'It's a sickness': WaPo reporters reveal what drives Trump's 'addiction' to media attention
President Donald Trump speaking with reporters on the White House lawn (screengrab)

Donald Trump continues sitting for interviews with the authors of tell-all books about his presidency for one simple reason, according to a pair of journalists who just published one of those.

Washington Post reporters Carol Leonnig and Philip Rucker published "I Alone Can Fix It," which debuted Tuesday, and they told MSNBC's "Morning Joe" about the bizarre experience they encountered while interviewing the twice-impeached one-term president at his private Mar-A-Lago resort.

"The former president is really being pretty aware of himself at that moment by saying, you know, 'I am addicted to your questions and your attention,'" Leonnig said. "It is a sickness in some respects. However, I would argue part of the reason he sat with us for so long is because we were eager to hear his explanations, his narrative of this incredible consequential and ultimately catastrophic year.
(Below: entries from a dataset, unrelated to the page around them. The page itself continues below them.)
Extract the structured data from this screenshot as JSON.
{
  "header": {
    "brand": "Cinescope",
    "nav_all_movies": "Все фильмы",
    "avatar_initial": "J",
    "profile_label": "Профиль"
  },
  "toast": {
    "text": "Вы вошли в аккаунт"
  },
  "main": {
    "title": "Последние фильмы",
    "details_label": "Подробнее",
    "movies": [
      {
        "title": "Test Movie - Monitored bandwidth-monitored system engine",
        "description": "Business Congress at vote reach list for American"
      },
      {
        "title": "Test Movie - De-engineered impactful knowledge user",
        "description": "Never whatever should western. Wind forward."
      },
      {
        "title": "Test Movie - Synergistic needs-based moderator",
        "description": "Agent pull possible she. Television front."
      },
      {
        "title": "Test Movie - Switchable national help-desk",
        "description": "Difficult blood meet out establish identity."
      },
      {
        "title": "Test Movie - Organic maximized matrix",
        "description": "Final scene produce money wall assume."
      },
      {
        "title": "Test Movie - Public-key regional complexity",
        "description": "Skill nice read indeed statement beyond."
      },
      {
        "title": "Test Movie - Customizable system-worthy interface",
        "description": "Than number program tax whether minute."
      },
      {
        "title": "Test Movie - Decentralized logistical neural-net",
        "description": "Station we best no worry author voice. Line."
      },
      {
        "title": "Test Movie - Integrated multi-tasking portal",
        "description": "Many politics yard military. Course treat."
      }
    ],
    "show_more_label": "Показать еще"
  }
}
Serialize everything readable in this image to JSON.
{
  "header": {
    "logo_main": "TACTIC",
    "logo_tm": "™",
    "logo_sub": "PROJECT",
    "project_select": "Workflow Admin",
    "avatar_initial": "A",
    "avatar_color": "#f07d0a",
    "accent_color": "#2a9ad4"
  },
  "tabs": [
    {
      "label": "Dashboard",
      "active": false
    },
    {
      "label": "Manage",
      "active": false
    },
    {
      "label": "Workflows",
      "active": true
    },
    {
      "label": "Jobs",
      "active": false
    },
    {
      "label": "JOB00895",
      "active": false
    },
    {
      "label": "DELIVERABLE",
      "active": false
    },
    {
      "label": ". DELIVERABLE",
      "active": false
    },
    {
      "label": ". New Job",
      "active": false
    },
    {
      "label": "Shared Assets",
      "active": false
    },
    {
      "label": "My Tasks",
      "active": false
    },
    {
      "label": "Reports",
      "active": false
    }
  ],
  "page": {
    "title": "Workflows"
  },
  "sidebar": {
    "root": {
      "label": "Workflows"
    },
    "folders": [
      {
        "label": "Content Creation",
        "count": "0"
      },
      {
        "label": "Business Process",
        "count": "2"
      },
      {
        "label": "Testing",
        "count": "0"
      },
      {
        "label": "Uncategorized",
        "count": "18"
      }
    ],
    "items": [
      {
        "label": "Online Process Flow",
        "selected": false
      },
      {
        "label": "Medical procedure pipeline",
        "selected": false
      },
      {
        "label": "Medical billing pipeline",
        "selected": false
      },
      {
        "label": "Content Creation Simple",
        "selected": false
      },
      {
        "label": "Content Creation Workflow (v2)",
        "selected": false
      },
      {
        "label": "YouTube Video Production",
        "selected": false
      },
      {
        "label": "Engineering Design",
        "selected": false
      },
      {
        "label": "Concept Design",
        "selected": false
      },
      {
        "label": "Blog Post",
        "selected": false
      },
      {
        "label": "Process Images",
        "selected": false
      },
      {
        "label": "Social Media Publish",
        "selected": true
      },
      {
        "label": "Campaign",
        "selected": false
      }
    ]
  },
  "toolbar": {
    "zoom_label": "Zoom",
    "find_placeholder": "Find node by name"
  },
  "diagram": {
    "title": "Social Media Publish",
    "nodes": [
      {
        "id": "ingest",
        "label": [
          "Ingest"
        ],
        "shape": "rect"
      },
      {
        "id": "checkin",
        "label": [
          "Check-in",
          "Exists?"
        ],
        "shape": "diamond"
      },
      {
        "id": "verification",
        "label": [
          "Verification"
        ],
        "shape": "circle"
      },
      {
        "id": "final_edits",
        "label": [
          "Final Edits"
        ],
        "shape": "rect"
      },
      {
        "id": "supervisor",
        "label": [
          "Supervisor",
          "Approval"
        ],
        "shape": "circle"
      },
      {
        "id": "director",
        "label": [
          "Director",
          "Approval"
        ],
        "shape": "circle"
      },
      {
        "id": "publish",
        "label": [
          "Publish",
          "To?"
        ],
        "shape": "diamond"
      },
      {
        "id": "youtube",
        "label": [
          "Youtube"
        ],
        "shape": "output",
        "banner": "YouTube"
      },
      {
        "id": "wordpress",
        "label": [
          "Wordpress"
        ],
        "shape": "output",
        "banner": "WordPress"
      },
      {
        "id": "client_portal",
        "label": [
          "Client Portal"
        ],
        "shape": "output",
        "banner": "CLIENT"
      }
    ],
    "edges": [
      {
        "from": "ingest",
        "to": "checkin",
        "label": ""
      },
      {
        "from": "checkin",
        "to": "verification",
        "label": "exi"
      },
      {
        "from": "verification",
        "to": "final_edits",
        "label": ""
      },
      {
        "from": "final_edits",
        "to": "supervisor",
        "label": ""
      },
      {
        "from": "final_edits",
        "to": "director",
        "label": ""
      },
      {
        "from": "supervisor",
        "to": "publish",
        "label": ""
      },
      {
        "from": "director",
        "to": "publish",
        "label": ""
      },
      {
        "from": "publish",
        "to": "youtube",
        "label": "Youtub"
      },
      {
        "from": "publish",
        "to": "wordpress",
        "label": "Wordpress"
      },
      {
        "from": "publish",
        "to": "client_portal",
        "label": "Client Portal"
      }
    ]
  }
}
We wanted him to have a chance to explain that."

Trump blames his own failures on others, she said, and even ascribes some of his own weaknesses to them.

"Mostly what he talked about was how often people around him failed him," Leonnig said. "He believes Bill Barr was addicted to the media and too weak to resist the criticism that he was facing, and that's why Bill Barr failed him. He argued that Mitch McConnell was stupid and lacked personality, and this was a huge yoke around his neck to have a Republican leader who was so fair to middling, I guess I would say. The next thing he argued was that [Mike] Pence, his vice president, was weak and could have done more to protect the Constitution if he had followed Donald Trump's words. A lot of people would disagree with the president about this, but I think it's interesting his narrative is basically he alone was the brilliant genius and everyone else was enemy or weak, paltry stand-in."